Hamilton Ontario Works recipients staying in system longer
(CBC Hamilton, Samantha Craggs, July 12 2013)
New figures show that the number of Hamilton residents on social assistance is slowly returning to pre-recession levels. But those receiving it are having a harder time getting off.
The average time spent on Ontario Works before the 2009 recession was 18 months. So far in 2013, it's more than two years- 27.5 months.
The city is spending $5,735,800 over the next two years to try to bring those numbers down. To do that it will keep 30 workers hired to work more intensely with local OW recipients, said Joe-Anne Priel, general manager of community services....
In 2009, the city hired 30 extra staff to deal with the increase, paying for it using an OW reserve. The goal of reducing the caseload has been working. As of May, there are 12,950 Hamiltonians on OW. That number is expected to be about 10,000 by 2016....

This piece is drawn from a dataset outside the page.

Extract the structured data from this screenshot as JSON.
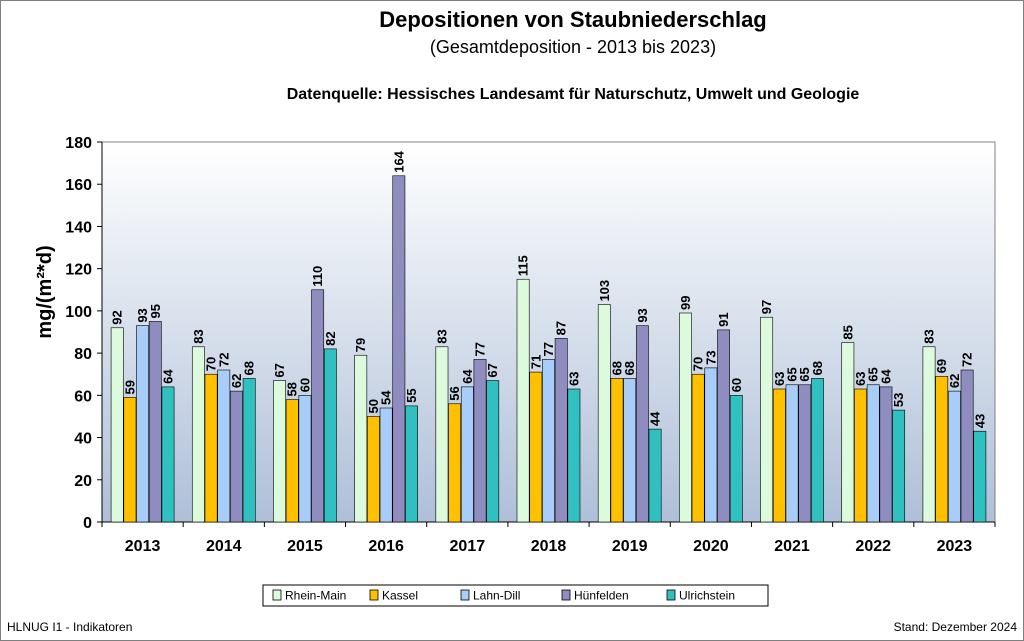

Nearly half of OW recipients have been on social assistance for less than one year. Twenty-two per cent have been on it for one to two years, and the remaining — nearly one third — have been on OW longer than two years.
According to another CBC Hamilton story (about "Hamilton's increasingly bright employment picture"), the city's annual OW caseload stood at 10,035 in 2008. At 18 months per OW case on average, that was a pool of 180,630 jobless months. As of May 2013, with 12,950 OW cases in the city at 27.5 months per case on average, we now have a pool of 356,125 jobless months.